Case Study: The Fifty-Million-Dollar Free Lunch

Software Delivery Rescue & Technical Leadership

Case Study: The Fifty-Million-Dollar Free Lunch

March 06, 2026

How a global professional services firm spent $50 million building an internal application on top of a platform that was supposed to save them money — and ended up held hostage by the thing they chose because it was "free."

What They Were Experiencing

A global professional services firm — one of the largest in the world — asked us to assess the DevOps practices on an internal compliance application. The app tracked tax obligations, managed documents, and handled workflow for thousands of clients across multiple countries. It was, in their words, a "table stakes" product — something regulatory requirements forced them to have. Not glamorous, but essential to winning and servicing client work.

The application had started life around 2010 as a modest $375,000 project. By the time we arrived in 2015, it had consumed approximately $50 million and at its peak had 70 to 80 people working on it. At the time of our assessment, the team was 40 to 50 people spread across the US, Spain, and India, organized into seven color-coded pods — each with a tech lead, developers, QA staff, and business analysts.

They had two major versions running simultaneously: version 4, which was in production serving around 12,000 clients, and version 5, which was supposed to replace it but was barely being used by a handful of internal users. Version 5 had been meant to go live months earlier. It hadn't.

Leadership was frustrated. Releases were painful. Deployments took entire weekends. The upgrade path from version 4 to version 5 was, as one stakeholder put it, "underpants gnomes" — step one: have two versions, step three: everyone's on the new version, step two: unclear. A previous informal assessment had already flagged problems, and nothing had meaningfully changed.

They thought they needed help with their DevOps pipeline. What they actually needed was someone to tell them that their platform choice had become a prison.

What They Thought Was Wrong

Leadership believed the core problems were:

Their build and deploy pipeline needed automation
Their Agile practices needed maturing
The teams needed to release more frequently with less pain
Stakeholder communication needed improvement

All of these were true. But they were symptoms, not causes. The real problem was architectural, and it had been baked in from the very first decision.

What I Actually Found

My colleague and I spent multiple days on-site interviewing tech leads, developers, QA staff, business analysts, the engagement lead, the product stakeholder, and the director overseeing the effort. We talked to people in the US, got perspectives from the offshore teams, and traced the path of a code change from developer check-in to production deployment. Here's what emerged.

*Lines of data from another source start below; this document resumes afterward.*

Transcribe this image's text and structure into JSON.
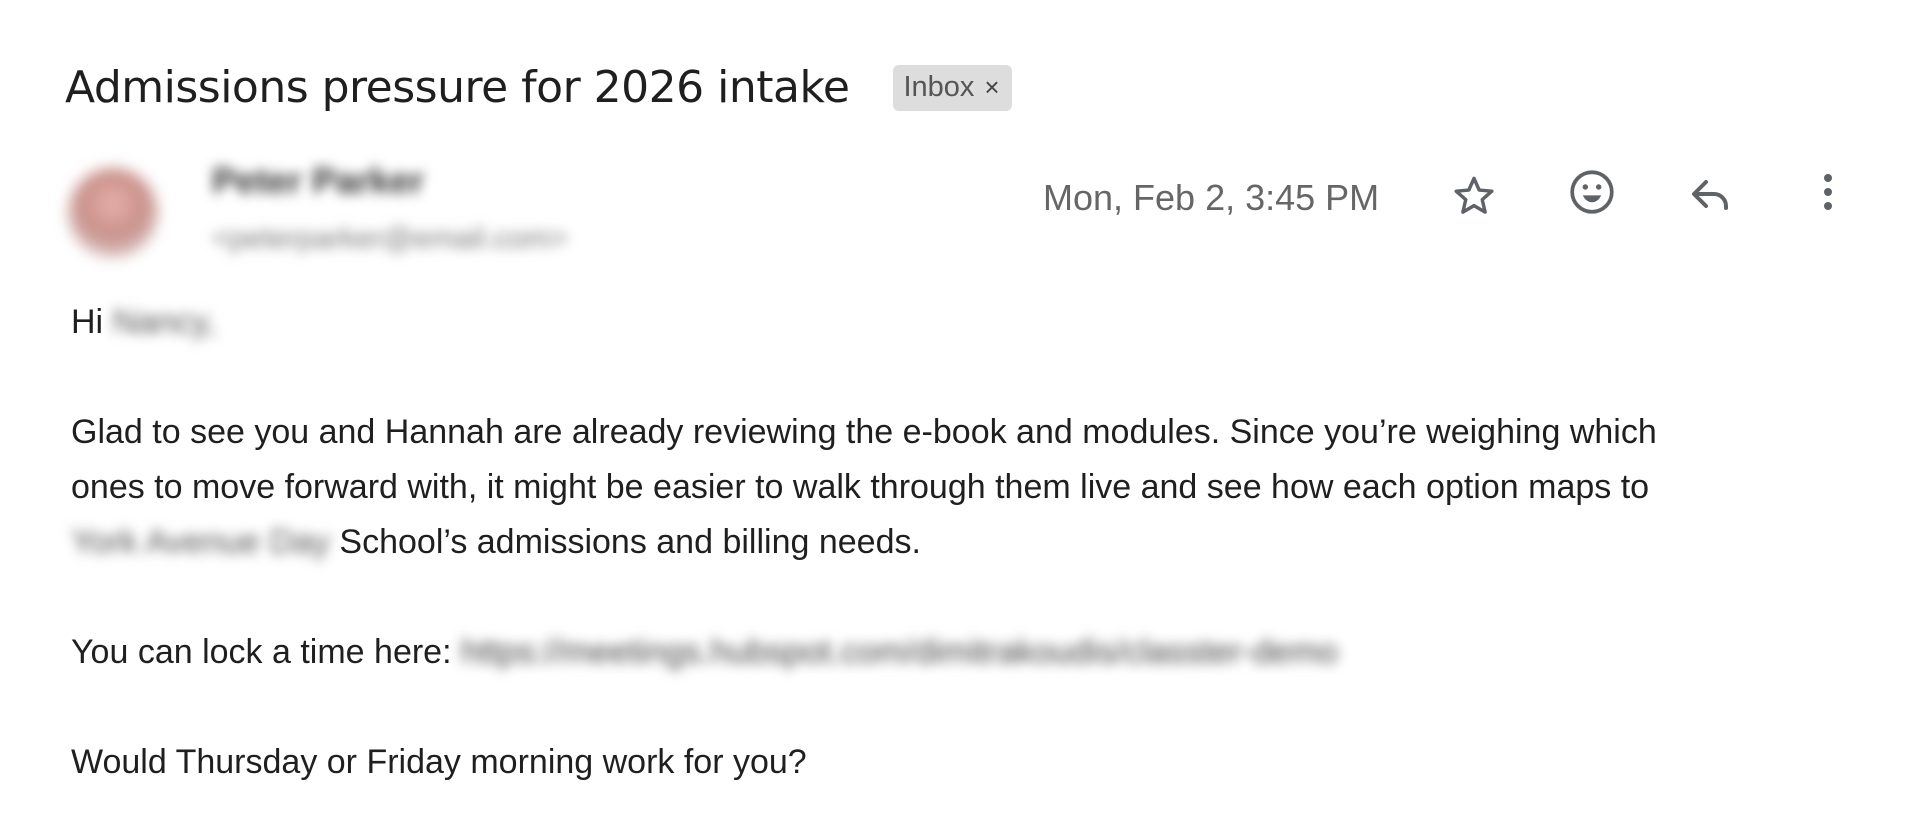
{
  "email": {
    "subject": "Admissions pressure for 2026 intake",
    "label": "Inbox",
    "label_remove": "×",
    "sender_name": "Peter Parker",
    "sender_email": "<peterparker@email.com>",
    "date": "Mon, Feb 2, 3:45 PM",
    "icons": [
      "star-icon",
      "emoji-icon",
      "reply-icon",
      "more-vert-icon"
    ],
    "body": {
      "greeting_prefix": "Hi",
      "greeting_name": "Nancy,",
      "p1_line1": "Glad to see you and Hannah are already reviewing the e-book and modules. Since you’re weighing which",
      "p1_line2": "ones to move forward with, it might be easier to walk through them live and see how each option maps to",
      "p1_school": "York Avenue Day",
      "p1_line3_rest": " School’s admissions and billing needs.",
      "p2_prefix": "You can lock a time here: ",
      "p2_link": "https://meetings.hubspot.com/dimitrakoudis/classter-demo",
      "p3": "Would Thursday or Friday morning work for you?"
    }
  },
  "colors": {
    "chip_bg": "#dddddd",
    "text": "#1f1f1f",
    "muted": "#666666",
    "icon": "#5f6368"
  }
}
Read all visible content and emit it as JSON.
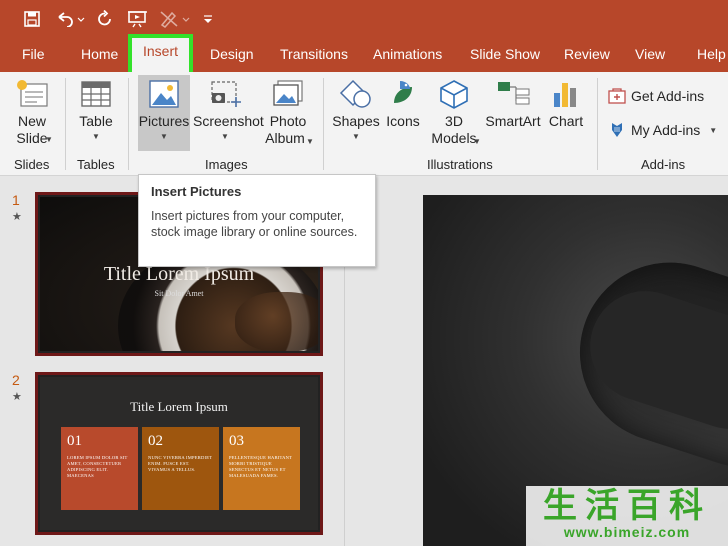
{
  "colors": {
    "accent": "#b7472a",
    "highlight": "#33e22a",
    "slide_number": "#c55a11"
  },
  "quick_access": {
    "save_icon": "save-icon",
    "undo_icon": "undo-icon",
    "redo_icon": "redo-icon",
    "present_icon": "present-from-beginning-icon",
    "pen_icon": "pen-icon",
    "customize_icon": "customize-toolbar-icon"
  },
  "tabs": [
    {
      "label": "File"
    },
    {
      "label": "Home"
    },
    {
      "label": "Insert",
      "active": true
    },
    {
      "label": "Design"
    },
    {
      "label": "Transitions"
    },
    {
      "label": "Animations"
    },
    {
      "label": "Slide Show"
    },
    {
      "label": "Review"
    },
    {
      "label": "View"
    },
    {
      "label": "Help"
    }
  ],
  "ribbon": {
    "slides": {
      "new_slide_line1": "New",
      "new_slide_line2": "Slide",
      "group": "Slides"
    },
    "tables": {
      "table": "Table",
      "group": "Tables"
    },
    "images": {
      "pictures": "Pictures",
      "screenshot": "Screenshot",
      "photo_album_line1": "Photo",
      "photo_album_line2": "Album",
      "group": "Images"
    },
    "illustrations": {
      "shapes": "Shapes",
      "icons": "Icons",
      "models_line1": "3D",
      "models_line2": "Models",
      "smartart": "SmartArt",
      "chart": "Chart",
      "group": "Illustrations"
    },
    "addins": {
      "get": "Get Add-ins",
      "my": "My Add-ins",
      "group": "Add-ins"
    }
  },
  "tooltip": {
    "title": "Insert Pictures",
    "body": "Insert pictures from your computer, stock image library or online sources."
  },
  "slides": [
    {
      "number": "1",
      "marker": "★",
      "title": "Title Lorem Ipsum",
      "subtitle": "Sit Dolor Amet"
    },
    {
      "number": "2",
      "marker": "★",
      "title": "Title Lorem Ipsum",
      "cards": [
        {
          "num": "01",
          "text": "Lorem ipsum dolor sit amet, consectetuer adipiscing elit. Maecenas",
          "color": "#b84a2c"
        },
        {
          "num": "02",
          "text": "Nunc viverra imperdiet enim. Fusce est. Vivamus a tellus.",
          "color": "#9e560e"
        },
        {
          "num": "03",
          "text": "Pellentesque habitant morbi tristique senectus et netus et malesuada fames.",
          "color": "#c7761f"
        }
      ]
    }
  ],
  "watermark": {
    "chinese": "生活百科",
    "url": "www.bimeiz.com"
  }
}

Finding #1: SharePoint Was King of the Hill — And That Was the Core Problem

The application had been built on top of Microsoft SharePoint. The original rationale was seductive: SharePoint gives you so much "for free." Navigation menus, document management, authentication, site structure — all out of the box. Why build what you can get for nothing?

The problem was that "free" had become the most expensive decision in the project's history.

When you build your application inside SharePoint, SharePoint becomes the king of your architecture. Every decision — how you deploy, how you test, how you handle security, how you structure your screens, how you manage your data — has to answer first to SharePoint's needs and eccentricities, and second to your actual business requirements. Your application doesn't use SharePoint as a service. Your application is an extension of SharePoint. And SharePoint's needs come first.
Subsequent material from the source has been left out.